Benefits and risks of synthetic data

Professor Lukasz Szpruch from the University of Edinburgh is the director of the Alan Turing Institute Finance and Economics Programme. He said synthetic data is already in widespread use in other areas of the economy, from self-driving vehicles to generative text tools like OpenAI’s large language model GPT-3. It is also in use for research into protein folding and drug discovery, trained on existing large datasets to uncover new information not previously available.

In finance, he said there are two key applications for the technology. The first is connected to privacy, allowing machine learning models to be trained, tested and shared without using risky and highly personal information subject to GDPR restrictions. “Banks can’t share private financial transactions of people even inside their organisation or with other banks to have a better picture of trends and risks,” says Szpruch. “The idea is that if we can simulate fake data that captures the statistical properties of real data without the privacy risk then we can safely train these models that can then be run on real data.

“Synthetic data isn’t a real replacement for real data, it is just a way to speed up the process. You don’t have to wait for months to get access to the real data. It also allows a company to check the value they’d gain from a new model without having to share their real data. It can be used to accelerate that. If you are able to generate it well and have privacy guarantees then in principle it is a great idea.”

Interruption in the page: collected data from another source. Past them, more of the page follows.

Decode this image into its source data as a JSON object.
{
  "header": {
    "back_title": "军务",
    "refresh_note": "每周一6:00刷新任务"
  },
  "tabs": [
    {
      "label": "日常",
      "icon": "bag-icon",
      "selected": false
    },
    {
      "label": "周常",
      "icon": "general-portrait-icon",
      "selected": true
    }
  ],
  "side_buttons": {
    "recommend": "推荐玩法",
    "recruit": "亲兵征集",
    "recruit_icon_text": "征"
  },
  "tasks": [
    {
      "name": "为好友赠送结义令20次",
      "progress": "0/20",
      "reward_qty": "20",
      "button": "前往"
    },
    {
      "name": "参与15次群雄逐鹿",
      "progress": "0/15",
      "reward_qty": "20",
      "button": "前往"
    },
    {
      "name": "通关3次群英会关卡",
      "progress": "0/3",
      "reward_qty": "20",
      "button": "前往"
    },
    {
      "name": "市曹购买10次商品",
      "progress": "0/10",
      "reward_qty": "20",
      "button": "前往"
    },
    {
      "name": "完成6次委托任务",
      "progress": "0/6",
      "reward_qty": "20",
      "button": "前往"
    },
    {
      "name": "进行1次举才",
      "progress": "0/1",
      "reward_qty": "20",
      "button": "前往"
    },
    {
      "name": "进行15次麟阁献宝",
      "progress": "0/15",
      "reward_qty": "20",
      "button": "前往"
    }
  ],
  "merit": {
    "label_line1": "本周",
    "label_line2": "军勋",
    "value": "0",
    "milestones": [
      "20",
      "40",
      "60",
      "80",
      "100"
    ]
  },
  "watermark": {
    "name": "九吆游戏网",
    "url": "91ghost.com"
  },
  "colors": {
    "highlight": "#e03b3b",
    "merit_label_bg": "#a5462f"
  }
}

The other key area is in augmenting data to make better predictions, or to carry out statistical and risk analysis on data that doesn’t exist in the real world. This could include simulating the impact of a pandemic or natural disaster, or simply testing whether an algorithm will operate under those stress conditions.

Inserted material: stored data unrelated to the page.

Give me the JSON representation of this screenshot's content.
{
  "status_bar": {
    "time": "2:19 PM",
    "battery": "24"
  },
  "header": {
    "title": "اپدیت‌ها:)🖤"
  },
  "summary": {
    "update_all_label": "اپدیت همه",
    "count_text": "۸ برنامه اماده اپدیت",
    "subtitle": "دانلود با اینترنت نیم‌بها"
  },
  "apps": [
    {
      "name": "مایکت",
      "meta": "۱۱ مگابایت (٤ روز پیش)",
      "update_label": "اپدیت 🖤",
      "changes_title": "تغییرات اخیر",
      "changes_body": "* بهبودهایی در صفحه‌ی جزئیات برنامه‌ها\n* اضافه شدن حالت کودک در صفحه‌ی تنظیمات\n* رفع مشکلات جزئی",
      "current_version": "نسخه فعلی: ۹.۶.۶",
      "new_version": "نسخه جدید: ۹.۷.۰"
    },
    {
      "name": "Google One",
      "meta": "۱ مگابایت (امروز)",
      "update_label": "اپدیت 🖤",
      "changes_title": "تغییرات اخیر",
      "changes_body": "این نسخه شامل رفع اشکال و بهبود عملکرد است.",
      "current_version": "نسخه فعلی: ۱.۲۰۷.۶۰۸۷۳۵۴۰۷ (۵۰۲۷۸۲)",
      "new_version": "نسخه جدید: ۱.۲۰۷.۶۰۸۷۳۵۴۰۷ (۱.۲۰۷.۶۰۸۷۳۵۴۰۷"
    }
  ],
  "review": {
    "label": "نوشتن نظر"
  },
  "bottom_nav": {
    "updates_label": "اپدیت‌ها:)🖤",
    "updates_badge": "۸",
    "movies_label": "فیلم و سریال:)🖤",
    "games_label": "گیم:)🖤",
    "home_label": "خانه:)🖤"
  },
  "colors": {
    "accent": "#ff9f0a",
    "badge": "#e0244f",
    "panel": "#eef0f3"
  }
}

It isn’t risk-free, he explained. “We are running into a risk that we will be surrounded by huge amounts of data. Some real, some synthetic and it will be hard to tell which is which. It is also important we have a way to ensure the synthetic data is accurate and reflects the patterns of real data.”

The Alan Turing Institute is working with the Office of National Statistics on ways to reduce privacy risks that might make it easier to train synthetic models on real-world data. “Data holders have a number of questions when it comes to requests to use their data in this way,” said Szpruch. “In the same way we want to trust algorithms and have a way of monitoring them, we need a way to validate and monitor to ensure the synthetic data is accurate.”

This could include ensuring any synthetic data generator has validation statements that contain some statistical information an auditor can process to show a percentage chance that “what I’m being told is trustworthy” and accurate, he said.